When I went to log in, Mozy claimed that I had the wrong password. I tried again. And again. Mozy would not let me in. Finally, I gave up and clicked on "Forgot my password" and Mozy claimed to reset it and send it to me. But I never received an e-mail. So I tried again. And again. Still no e-mails. I e-mailed support. Four days later, I still had not received a response. I e-mailed again --- another few days and still no response. At this point I was getting desperate --- it had been a week and I had no way of logging in to retrieve my files. Since I wasn't a "MozyPro" customer, all my attempts to call up support were rebuffed. I tried calling up the Mozy sales number to see if they could help me, but they were unable to. I tried the online chat, and they were unable to as well, but suggested that I email "forgot@mozy.com" to try to get my password reset manually that way.

This last suggestion worked, and I was finally able to log in. But to my horror, all my files were gone! It's hard to describe the despair as one starts to realize that one put the trust in the wrong place and all files created in the last year might actually be gone. I e-mailed support and this time received a much faster response:

" Mozy may terminate your account and these Terms immediately and without notice if your computer fails to access the Services to perform a backup for more than thirty (30) days or you fail to comply with these Terms."

So, because it took so long to get my computer replaced (the whole reason why I was using Mozy in the first place), Mozy decided to delete my account (without telling me). I e-mailed back support and asked if there was any way to recover the files even though the account was deleted. They wrote back:

"I wish there was something I could do for you. I have even checked with an L2 tech to try and get the files back and he said that he was not able to recover them."

So I trusted EMC Mozy to backup my files, and they decided to delete them. And they do not have the processes in place to recover them. This is not how the cloud is supposed to work. Clearly EMC does not understand the cloud. I hope that anybody reading this blog does not make the same mistake: EMC 's cloud services are not trustworthy. If you have similar stories, please share them with me --- cloud providers need to feel pressure not to arbitrarily delete data without first warning their customers. Otherwise the cloud cannot work.
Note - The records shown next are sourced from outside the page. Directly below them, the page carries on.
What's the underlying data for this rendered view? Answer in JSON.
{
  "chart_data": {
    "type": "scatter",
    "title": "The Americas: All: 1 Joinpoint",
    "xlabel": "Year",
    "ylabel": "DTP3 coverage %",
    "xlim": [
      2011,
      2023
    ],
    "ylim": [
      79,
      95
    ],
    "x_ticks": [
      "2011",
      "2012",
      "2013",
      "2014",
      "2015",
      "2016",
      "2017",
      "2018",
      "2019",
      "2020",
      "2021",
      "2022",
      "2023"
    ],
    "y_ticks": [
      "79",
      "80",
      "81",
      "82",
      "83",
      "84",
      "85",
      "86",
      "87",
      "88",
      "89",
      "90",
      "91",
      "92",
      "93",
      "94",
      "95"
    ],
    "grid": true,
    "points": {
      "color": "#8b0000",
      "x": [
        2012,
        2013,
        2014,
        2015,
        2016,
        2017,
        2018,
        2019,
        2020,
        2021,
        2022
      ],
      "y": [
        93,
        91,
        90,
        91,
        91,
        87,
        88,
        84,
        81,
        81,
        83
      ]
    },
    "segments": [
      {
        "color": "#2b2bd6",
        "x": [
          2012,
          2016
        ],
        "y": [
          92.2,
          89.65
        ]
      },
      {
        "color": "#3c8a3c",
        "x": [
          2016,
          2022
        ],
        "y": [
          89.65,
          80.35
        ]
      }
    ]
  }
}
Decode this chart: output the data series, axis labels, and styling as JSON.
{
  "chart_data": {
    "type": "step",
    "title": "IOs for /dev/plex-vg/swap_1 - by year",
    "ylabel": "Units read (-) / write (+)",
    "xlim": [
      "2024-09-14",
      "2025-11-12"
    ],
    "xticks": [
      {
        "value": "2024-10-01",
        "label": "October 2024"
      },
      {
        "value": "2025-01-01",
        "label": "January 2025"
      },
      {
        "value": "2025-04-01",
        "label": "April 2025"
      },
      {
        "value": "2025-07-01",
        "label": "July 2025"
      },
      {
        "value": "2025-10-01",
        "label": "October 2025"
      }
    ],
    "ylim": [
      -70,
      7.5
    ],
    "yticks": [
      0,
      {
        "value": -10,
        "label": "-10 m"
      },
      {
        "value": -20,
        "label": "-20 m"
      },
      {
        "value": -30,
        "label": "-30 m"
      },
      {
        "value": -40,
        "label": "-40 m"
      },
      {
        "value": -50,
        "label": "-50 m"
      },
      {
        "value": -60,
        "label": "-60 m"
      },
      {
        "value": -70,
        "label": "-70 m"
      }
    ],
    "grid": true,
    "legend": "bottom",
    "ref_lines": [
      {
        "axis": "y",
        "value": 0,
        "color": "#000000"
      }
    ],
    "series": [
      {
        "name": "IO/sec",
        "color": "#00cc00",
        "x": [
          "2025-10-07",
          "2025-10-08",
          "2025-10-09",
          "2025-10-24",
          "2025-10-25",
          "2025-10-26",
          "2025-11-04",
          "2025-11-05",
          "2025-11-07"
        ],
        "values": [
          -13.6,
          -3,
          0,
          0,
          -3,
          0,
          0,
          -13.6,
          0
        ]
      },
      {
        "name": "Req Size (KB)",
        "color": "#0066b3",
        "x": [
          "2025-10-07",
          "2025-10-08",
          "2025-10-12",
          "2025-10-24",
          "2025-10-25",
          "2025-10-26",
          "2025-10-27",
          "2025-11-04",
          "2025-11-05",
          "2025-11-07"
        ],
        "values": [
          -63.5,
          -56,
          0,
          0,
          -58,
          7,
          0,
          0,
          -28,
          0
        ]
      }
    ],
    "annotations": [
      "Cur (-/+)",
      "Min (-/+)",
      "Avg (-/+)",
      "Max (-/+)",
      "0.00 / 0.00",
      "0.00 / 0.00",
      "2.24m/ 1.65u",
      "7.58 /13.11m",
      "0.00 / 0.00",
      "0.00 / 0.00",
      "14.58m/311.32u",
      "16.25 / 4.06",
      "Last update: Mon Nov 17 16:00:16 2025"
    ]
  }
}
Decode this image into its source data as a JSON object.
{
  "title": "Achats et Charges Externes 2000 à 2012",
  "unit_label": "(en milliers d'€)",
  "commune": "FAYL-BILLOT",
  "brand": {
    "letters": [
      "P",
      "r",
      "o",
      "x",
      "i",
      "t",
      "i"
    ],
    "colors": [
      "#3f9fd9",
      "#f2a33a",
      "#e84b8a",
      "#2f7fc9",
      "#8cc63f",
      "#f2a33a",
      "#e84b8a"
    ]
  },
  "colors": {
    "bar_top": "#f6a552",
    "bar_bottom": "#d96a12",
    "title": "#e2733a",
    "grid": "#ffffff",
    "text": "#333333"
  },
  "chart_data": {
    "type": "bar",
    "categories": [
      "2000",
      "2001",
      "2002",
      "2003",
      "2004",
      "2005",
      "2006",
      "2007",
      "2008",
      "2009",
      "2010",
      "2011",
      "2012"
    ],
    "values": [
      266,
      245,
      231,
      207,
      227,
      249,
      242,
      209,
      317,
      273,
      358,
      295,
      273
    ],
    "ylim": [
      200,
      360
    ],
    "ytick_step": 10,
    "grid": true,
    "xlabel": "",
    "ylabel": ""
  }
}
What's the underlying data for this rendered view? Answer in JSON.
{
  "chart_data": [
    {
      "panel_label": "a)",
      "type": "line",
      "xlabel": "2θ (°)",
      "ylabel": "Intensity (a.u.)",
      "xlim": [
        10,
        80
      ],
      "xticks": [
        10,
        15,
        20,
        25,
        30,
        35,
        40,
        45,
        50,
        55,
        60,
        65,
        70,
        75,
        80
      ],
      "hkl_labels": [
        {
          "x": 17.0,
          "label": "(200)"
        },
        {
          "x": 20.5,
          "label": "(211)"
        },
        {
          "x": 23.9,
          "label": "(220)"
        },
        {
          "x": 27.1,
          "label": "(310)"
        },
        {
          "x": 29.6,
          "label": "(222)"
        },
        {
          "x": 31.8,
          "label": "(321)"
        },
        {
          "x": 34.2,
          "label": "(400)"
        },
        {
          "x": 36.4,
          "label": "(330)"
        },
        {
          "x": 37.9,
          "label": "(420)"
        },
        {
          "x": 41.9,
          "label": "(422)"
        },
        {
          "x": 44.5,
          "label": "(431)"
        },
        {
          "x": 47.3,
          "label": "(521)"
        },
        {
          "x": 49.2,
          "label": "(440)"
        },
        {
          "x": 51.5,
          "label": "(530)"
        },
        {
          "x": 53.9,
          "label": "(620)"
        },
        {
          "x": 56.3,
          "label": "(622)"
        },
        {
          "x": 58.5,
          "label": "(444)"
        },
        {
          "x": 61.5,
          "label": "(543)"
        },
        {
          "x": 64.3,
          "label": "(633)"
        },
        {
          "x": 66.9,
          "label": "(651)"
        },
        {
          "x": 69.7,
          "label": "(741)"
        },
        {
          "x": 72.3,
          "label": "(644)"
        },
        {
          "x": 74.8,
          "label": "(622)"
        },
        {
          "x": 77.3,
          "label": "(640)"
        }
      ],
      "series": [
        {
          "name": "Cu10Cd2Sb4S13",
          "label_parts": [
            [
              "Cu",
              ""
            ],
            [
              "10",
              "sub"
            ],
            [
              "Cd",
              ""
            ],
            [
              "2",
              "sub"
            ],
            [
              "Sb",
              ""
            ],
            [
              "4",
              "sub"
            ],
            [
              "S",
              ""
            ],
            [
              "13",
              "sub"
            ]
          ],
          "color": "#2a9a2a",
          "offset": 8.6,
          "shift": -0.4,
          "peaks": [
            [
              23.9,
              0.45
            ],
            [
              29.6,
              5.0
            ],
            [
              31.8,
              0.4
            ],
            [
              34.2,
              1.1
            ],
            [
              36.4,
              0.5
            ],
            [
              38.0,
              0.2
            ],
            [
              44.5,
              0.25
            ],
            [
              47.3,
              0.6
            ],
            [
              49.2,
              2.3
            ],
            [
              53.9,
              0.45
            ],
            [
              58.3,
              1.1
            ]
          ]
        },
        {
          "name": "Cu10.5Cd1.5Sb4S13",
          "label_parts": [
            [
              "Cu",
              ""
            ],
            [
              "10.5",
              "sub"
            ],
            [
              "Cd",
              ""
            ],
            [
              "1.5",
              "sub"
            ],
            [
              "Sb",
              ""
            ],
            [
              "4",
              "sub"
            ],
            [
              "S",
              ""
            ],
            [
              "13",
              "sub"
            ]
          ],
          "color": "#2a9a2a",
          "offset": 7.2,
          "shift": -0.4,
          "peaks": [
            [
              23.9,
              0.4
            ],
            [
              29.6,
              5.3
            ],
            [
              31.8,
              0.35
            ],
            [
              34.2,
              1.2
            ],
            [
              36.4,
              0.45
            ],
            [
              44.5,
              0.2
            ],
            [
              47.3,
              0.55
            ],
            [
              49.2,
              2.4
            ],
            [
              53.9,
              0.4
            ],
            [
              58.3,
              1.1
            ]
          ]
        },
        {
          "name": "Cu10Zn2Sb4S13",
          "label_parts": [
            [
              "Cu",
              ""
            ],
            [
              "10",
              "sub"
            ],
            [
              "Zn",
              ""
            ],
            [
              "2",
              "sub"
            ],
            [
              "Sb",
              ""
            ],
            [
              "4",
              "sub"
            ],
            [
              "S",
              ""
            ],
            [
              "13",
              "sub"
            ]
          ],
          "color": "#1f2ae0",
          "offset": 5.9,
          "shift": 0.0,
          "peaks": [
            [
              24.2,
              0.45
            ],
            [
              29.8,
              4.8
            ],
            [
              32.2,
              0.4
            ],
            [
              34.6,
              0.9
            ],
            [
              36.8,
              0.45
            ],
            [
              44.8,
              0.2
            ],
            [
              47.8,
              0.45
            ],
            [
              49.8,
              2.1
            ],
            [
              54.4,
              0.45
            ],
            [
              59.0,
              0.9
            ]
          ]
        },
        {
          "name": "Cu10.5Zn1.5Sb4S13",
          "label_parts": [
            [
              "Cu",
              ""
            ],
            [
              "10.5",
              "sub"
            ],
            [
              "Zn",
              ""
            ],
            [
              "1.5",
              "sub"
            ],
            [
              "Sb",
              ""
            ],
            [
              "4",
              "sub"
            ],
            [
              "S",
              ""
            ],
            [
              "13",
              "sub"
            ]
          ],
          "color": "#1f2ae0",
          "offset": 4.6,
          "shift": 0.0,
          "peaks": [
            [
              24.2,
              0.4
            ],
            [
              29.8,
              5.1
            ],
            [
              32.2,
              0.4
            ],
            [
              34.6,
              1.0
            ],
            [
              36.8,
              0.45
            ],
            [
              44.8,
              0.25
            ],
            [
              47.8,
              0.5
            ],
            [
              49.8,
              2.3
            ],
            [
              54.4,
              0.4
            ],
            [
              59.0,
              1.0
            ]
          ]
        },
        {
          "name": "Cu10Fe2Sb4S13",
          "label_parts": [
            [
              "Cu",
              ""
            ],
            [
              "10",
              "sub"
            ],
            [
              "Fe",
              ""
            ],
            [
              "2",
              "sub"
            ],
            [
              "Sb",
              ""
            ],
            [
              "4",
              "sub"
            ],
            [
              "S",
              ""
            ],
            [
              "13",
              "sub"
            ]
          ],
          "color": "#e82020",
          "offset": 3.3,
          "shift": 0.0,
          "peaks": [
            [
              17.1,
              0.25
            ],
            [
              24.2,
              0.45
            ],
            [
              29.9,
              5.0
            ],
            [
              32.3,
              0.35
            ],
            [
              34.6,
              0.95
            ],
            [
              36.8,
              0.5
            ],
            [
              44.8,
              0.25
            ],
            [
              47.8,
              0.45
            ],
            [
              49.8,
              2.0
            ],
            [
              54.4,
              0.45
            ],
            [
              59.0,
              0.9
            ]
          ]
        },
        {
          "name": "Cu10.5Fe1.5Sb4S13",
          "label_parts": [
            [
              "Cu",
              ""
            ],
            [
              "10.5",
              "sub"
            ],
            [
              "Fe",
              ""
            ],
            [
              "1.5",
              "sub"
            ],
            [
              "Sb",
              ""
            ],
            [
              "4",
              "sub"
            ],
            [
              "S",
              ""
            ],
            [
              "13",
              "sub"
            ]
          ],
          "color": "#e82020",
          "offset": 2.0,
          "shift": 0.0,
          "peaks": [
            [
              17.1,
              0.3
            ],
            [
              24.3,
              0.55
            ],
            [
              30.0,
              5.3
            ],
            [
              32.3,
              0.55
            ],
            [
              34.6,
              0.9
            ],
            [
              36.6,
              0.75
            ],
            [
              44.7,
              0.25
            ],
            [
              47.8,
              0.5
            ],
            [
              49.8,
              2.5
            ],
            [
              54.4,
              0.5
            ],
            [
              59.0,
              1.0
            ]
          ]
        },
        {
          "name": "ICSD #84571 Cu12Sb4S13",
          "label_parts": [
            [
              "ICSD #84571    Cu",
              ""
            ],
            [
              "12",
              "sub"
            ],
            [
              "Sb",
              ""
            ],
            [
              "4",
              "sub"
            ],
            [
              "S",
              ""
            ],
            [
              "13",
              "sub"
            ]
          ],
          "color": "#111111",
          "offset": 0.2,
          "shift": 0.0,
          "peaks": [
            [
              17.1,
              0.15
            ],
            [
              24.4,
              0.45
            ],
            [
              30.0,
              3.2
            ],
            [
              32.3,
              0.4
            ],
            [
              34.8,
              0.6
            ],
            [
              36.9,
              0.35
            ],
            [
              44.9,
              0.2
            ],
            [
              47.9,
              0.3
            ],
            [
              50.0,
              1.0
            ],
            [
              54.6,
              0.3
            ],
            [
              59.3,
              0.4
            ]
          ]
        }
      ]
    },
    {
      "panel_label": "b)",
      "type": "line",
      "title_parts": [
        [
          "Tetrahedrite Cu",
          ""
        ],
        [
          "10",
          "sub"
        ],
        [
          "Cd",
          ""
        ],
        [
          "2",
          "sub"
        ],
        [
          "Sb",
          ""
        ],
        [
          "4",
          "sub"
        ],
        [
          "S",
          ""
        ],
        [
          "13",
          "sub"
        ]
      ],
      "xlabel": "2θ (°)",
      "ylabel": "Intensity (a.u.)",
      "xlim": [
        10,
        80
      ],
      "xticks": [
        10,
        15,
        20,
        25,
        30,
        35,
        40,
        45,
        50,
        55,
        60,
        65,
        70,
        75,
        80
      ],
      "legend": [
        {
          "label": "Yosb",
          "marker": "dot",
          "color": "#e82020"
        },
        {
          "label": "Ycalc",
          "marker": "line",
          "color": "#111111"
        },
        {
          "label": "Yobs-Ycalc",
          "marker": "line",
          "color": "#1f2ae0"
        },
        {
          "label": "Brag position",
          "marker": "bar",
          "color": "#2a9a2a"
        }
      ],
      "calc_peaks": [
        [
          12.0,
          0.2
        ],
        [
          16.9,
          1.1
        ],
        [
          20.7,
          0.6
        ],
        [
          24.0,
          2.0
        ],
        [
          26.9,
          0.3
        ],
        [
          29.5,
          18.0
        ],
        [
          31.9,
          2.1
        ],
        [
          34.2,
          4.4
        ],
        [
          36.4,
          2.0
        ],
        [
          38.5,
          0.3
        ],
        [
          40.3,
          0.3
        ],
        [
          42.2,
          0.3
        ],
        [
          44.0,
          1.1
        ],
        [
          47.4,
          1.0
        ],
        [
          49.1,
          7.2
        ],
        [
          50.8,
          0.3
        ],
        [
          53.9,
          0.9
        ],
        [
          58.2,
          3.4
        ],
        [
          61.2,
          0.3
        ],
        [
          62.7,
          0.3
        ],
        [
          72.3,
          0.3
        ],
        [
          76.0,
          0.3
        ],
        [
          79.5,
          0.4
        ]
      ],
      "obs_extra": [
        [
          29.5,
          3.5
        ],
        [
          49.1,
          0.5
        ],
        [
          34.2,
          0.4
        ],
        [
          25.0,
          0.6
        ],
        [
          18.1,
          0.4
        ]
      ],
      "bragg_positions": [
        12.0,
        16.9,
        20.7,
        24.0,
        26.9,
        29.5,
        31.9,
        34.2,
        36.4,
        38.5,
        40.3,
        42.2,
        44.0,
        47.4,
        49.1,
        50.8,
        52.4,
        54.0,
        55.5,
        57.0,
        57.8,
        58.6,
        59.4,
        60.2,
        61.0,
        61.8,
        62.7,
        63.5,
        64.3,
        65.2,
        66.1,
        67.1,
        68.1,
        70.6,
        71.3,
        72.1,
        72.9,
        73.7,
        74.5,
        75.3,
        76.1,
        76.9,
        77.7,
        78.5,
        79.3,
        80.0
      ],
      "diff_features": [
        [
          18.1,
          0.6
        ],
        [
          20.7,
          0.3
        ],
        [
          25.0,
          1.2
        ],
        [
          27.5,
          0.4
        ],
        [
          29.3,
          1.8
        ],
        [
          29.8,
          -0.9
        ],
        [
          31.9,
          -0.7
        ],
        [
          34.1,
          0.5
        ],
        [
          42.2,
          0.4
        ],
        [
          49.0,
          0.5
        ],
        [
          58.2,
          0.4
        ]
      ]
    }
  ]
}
[Update: It turns out that EMC Mozy does have important safeguards in place. After coming across this blog post, several members of the Mozy technical team met with each other to try to understand what happened, managed to recover my data, and called me afterward. Here's the scoop: the Mozy software is designed to notify you before your account is deleted. The problem was that my computer with the Mozy software installed had failed, so the software couldn't notify me. Mozy does indeed wait six months before deleting an account, but for me, due to a weird corner case involving a second computer that had previously been backing up to Mozy that I had stopped using, the six month clock had started ticking in July. Thus, the timing of my second computer failing was really unlucky. However, since they did have safeguards in place, they did manage to recover this deleted data. I am obviously really grateful that they went to this great effort. They told me in the phone that they learned from this experience and are making improvements as a result --- most notably to do more than rely on the software to notify a user before the account is deleted. Given how helpful and straightforward the Mozy employees were over the course of this phone call, I wholeheartedly believe that they really are going to fix this issue. Hence, I have no qualms recommending Mozy to other people moving forward. Again, the most important thing was that there were safeguards in place --- obviously it took some additional motivation for these safeguards to be used, but as long as they exist, I feel comfortable using cloud storage moving forward.]